But this is not the point that is important. What is important is that even virginity is not enough. The parable says that all ten are virgins, yet five are wise and five are foolish. The wise brought extra oil. The Church teaches us that we must bring extra oil: that is, we must add to virginity “virtues and good deeds, especially deeds of mercy, which make the lamp of virginity shine brilliantly.”
It is not enough merely to carefully guard your own life. It is not enough just to keep yourself pure. To purity must be added good deeds, especially deeds of mercy. Salvation is a matter of going out of yourself and mercifully attending to others. This is what Jesus does. You cannot find salvation by focusing only on purifying yourself. And perhaps this also ties into beauty. Beauty helps pull us out of ourselves. It stimulates an eros which–coming from a pure heart, or at least a heart that is seeking to be purified–can create a longing in us to care, to love, to show mercy. The effect of eros on an impure heart is the longing to possess and consume. And so we must be very careful, especially in our good deeds and acts of mercy, that we not at some deep level actually be seeking to possess and consume under the guise of charity.
Nevertheless, even if we cannot love perfectly, we must love. We must learn to be virgins. We must learn to appreciate beauty and from a heart that is being purified let that beauty draw us out in acts of compassion, mercy and good.


  1. Dear Fr. Michael,

    I have been rereading some of my favourite Simone Weil essays. She writes specifically about beauty and religion and your post reminded me of her thoughts – quoted below.

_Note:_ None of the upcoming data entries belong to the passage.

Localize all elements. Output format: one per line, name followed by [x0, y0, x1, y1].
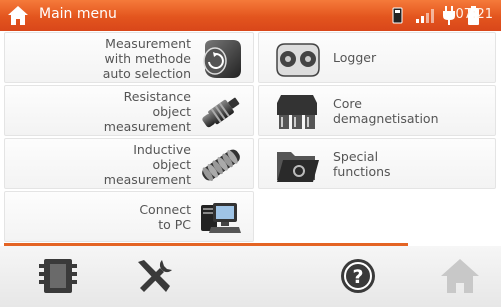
memory-icon[interactable] [36, 256, 80, 296]
home-icon[interactable] [438, 256, 482, 296]
inductive-coil-icon [202, 149, 240, 181]
menu-item-label: Core demagnetisation [333, 95, 439, 126]
menu-auto-selection-button[interactable]: Measurement with methode auto selection [4, 32, 254, 83]
page-title: Main menu [39, 6, 117, 22]
menu-item-label: Connect to PC [139, 202, 191, 232]
special-functions-folder-icon [277, 152, 319, 182]
menu-special-functions-button[interactable]: Special functions [258, 138, 496, 189]
menu-resistance-measurement-button[interactable]: Resistance object measurement [4, 85, 254, 136]
help-icon[interactable]: ? [336, 256, 380, 296]
power-plug-icon [443, 6, 455, 25]
menu-item-label: Inductive object measurement [103, 142, 191, 187]
menu-connect-pc-button[interactable]: Connect to PC [4, 191, 254, 242]
auto-selection-icon [203, 40, 241, 78]
menu-core-demagnetisation-button[interactable]: Core demagnetisation [258, 85, 496, 136]
menu-logger-button[interactable]: Logger [258, 32, 496, 83]
home-icon[interactable] [7, 5, 29, 26]
pc-connection-icon [201, 203, 241, 233]
menu-inductive-measurement-button[interactable]: Inductive object measurement [4, 138, 254, 189]
signal-bars-icon [416, 9, 434, 23]
svg-text:?: ? [352, 266, 363, 288]
title-bar: Main menu 07:21 [0, 0, 501, 31]
core-demagnetisation-icon [277, 95, 317, 129]
menu-item-label: Measurement with methode auto selection [102, 36, 191, 81]
clock: 07:21 [455, 7, 493, 22]
settings-tools-icon[interactable] [132, 256, 176, 296]
resistance-probe-icon [202, 97, 240, 128]
logger-tape-icon [276, 43, 320, 77]
menu-grid: Measurement with methode auto selection … [4, 32, 497, 242]
menu-item-label: Logger [333, 50, 377, 65]
menu-item-label: Special functions [333, 148, 391, 179]
memory-card-icon [392, 7, 403, 24]
bottom-toolbar: ? [0, 246, 501, 307]
menu-item-label: Resistance object measurement [103, 89, 191, 134]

    "There are two kinds of "eating" for Simone Weil, the "eating" of beauty and the beloved here below, which is a grievous error, what one eats is destroyed, it is no longer real, and the miriaculous "eating" in Heaven, where one consumes and is consumed by his God. The great trouble in human life is that looking and eating are two different operations. Only beyond the sky, in the country inhabited by God, are they one and the same operation….It may be that vice, depravity, and crime are nearly always, or even perhaps always, in their essence, attempts to eat beauty, to eat what we should only look at. Here below we must be content to be eternally hungry; indeed we must welcome hunger, for it is the sole proof we have of the reality of God, who is the only sustenance that can satisfy us, but one which is "absent" in the created world. The danger is not lest the soul should doubt whether there is any bread (God), but lest, by a lie, it should persuade itself that it is not hungry. It can only persuade itself of this by lying, for the reality of its hunger is not a belief, it is a certainty.

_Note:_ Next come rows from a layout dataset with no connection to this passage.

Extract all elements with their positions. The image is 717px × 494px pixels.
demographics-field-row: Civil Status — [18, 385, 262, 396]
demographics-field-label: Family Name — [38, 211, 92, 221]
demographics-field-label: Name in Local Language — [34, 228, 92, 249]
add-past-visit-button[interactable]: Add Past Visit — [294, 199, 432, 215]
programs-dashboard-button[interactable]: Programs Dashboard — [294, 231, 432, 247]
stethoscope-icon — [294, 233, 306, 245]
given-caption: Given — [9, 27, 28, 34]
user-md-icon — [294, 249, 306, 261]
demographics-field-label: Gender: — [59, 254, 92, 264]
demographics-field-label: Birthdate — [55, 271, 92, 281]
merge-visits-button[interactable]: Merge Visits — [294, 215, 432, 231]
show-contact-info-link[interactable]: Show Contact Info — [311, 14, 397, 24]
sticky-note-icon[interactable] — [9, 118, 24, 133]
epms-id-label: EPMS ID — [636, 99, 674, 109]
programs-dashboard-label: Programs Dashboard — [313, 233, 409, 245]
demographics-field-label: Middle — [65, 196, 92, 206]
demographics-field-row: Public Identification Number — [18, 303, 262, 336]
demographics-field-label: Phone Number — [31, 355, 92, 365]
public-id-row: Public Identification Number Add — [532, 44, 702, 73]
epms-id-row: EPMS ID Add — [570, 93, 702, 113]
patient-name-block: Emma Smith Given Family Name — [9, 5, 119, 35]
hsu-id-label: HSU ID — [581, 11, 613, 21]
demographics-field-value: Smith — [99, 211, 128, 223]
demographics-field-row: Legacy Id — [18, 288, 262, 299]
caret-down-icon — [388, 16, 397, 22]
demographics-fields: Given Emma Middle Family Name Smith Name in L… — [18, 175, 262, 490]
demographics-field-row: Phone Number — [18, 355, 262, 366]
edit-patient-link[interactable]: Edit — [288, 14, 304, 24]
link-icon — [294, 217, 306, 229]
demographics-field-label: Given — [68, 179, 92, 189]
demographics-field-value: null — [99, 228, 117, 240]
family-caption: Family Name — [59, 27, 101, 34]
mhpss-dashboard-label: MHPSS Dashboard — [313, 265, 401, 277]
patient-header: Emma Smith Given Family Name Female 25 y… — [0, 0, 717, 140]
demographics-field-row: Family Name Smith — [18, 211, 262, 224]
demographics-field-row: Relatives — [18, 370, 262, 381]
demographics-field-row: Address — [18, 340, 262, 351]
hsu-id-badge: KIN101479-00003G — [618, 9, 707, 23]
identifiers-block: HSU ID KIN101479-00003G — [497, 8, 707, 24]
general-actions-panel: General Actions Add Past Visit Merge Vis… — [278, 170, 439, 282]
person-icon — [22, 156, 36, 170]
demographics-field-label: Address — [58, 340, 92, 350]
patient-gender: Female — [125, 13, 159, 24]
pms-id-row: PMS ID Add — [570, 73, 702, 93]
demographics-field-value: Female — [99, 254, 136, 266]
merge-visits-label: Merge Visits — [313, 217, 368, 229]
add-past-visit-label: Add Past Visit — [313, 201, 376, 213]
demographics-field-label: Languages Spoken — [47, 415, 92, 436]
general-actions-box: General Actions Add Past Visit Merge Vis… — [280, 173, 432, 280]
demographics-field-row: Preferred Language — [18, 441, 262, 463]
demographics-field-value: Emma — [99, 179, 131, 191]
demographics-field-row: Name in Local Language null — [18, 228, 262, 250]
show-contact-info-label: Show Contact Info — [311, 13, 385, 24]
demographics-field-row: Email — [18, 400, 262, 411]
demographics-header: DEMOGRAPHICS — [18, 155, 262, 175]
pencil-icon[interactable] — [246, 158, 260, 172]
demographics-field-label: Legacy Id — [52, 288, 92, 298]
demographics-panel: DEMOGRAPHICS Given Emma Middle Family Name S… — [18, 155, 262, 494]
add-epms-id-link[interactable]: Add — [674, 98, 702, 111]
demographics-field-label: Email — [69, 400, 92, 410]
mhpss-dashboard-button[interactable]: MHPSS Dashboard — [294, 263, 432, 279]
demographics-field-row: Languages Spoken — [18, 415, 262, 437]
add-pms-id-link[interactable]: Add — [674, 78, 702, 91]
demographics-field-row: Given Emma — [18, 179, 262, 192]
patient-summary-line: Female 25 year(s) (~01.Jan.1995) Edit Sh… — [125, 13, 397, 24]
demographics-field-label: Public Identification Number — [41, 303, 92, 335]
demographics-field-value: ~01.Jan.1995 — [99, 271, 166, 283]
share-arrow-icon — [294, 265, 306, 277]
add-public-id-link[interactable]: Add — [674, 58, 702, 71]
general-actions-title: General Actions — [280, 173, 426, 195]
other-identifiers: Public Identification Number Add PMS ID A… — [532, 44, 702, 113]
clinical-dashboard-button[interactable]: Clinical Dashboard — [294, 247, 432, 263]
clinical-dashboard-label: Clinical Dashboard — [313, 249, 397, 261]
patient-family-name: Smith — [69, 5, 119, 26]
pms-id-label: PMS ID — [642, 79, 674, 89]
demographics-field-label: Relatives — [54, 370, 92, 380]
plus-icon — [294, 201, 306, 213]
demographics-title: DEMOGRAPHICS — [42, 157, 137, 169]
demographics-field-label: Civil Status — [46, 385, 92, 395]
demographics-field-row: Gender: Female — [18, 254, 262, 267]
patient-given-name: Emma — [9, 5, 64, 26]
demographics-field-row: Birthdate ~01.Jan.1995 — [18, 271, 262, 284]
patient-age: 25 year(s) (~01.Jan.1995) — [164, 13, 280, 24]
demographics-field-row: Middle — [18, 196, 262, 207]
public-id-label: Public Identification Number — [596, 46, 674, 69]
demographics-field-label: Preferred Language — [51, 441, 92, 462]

    Not to deny one's hunger and still not to eat what is forbidden, there is the miracle of salvation! It is true even on the level of human friendship, a miracle by which a person consents to view from a certain distance, and without coming any nearer, the very being who is necessary to him as food. And how much more true on the level of the divine….It is "looking" which saves and not "eating." It should also be publicly and officially recognized that religion is nothing else but a looking."

    Weil,S. (1951) Waiting for God. HarperCollins Publishing: New York.